Vaccin contre l’hépatite B : l’Etat doit indemniser une victime à hauteur de 2.38 millions
Rédigé par Céline Le Goff , le 18 August 2014 à 16h21
Une infirmière atteinte de sclérose en plaques a obtenu une indemnisation conséquente que devra lui verser l’Etat. Après un échec auprès du tribunal administratif de Besançon en 2006, elle a finalement eu gain de cause. La cour administrative de Nancy a reconnu un lien de causalité entre le vaccin contre l’hépatite B qu’elle a reçu en 1991 et le développement de la maladie.
Manque de certitude scientifique sur le lien de causalité entre le vaccin et la maladie
L’infirmière avait reçu les injections vaccinales contre l’hépatite B au printemps 1991 dans le cadre de son activité professionnelle au centre hospitalier de Saint-Cyr-au-Mont-d’Or (Rhône), un choix qui lui était donc imposé par ses supérieurs. Quelques semaines plus tard, les premiers symptômes de la sclérose en plaque (une affection évolutive et lourdement handicapante qui touche le système nerveux central) s’étaient déclarés. Le diagnostic est alors confirmé en 1994, date à partir de laquelle son état ne cesse de se détériorer jusqu’à ce que son taux d’incapacité permanente atteigne les 60%. Dans l’impossibilité de travailler, elle prend alors sa retraite anticipée en 1997.
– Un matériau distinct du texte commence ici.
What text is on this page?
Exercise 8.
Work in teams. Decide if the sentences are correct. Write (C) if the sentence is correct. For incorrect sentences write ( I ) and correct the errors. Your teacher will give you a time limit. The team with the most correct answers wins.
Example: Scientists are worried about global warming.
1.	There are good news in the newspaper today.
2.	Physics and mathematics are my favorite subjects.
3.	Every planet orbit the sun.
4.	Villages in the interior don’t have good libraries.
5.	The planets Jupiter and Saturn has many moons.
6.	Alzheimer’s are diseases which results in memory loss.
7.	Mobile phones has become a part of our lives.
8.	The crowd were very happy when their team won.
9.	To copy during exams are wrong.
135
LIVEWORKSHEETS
Dès 2003, elle veut obtenir réparation du dommage qui lui a été fait et forme un recours gracieux contre le ministre de la Santé. Ce recours se solde par un échec. La décision est confirmée en première instance par le tribunal administratif de Besançon en 2006. L’infirmière a alors formé un appel devant la Cour administrative d’appel de Nancy.
Le problème principal dans cette affaire est le manque de certitude autour du lien de causalité entre le vaccin contre l’hépatite B et la sclérose en plaques. Aucune preuve scientifique n’existe à ce jour. Pourtant en 2004, une étude américaine mettait en évidence « une association entre la vaccination contre l’hépatite B et la survenue d'une sclérose en plaques chez des adultes de 18 ans et plus ». Mais un comité d’experts français, après analyse de l’ensemble de la littérature scientifique, avait estimé qu’il n’était pas possible de conclure à l’existence d’un lien de causalité entre l’administration du vaccin contre l’hépatite B à des adultes et une augmentation du risque de sclérose en plaques. Ainsi les nombreuses études menées dans le monde n’ont jamais réussi à établir ce lien de causalité nécessaire à reconnaître la responsabilité de l’Etat, ni à l’écarter.
Une évolution jurisprudentielle place le doute scientifique à la faveur de la victime
C’est une évolution dans la jurisprudence qui a permis à l’infirmière d’obtenir une indemnisation. A la fin des années 2000, les juridictions administratives et judiciaires reconnaissent petit à petit un lien entre le vaccin et la maladie «compte tenu de l’incertitude scientifique entourant le vaccin contre l’hépatite B, de manière à permettre une indemnisation». Le doute profite donc désormais à la victime.
La Cour administrative d’appel de Nancy en mai 2012 ordonne une expertise des préjudices subis par l’infirmière concernée. Les juges administratifs reconnaissent finalement dans un arrêt de juin dernier que «ses perspectives d’évolution professionnelle ont été réduites en raison de son handicap (et) elle justifie ainsi d’un préjudice certain à caractère professionnel». Pour ce préjudice professionnel, il condamne l’Etat à verser une somme de 350.000 euros à la victime. Les juges reconnaissent également un préjudice global personnel de 178.000 euros. Et enfin, ils ont condamné l’Etat à rembourser l’ensemble des frais de santé et de matériel spécialisé, celles liées à la perte d’autonomie, à l’assistance d’une tierce personne ou d’adaptation du logement. La somme totale équivaut à 2 384 670,50 euros. C’est une indemnisation record pour ce type d’affaire.
Une personne vaccinée individuellement a moins de chance d’obtenir réparation
Cette décision doit toutefois être perçue comme un arrêt inédit. Peu d’arrêts allant dans le sens de la victime ont été rendus par les juridictions administratives lorsqu’il s’agit d’un lien de causalité non prouvé scientifiquement. Qui plus est, si la personne réclamant gain de cause a été vaccinée à titre personnel et non dans le cadre de son activité personnelle, les chances qu’elle obtienne réparation sont minimes.
Certains ont été inquiétés par la décision, craignant que le vaccin contre l’hépatite B soit discrédité. Or, les scientifiques s’accordent majoritairement pour soutenir que les bénéfices de ce vaccin dépassent largement les risques.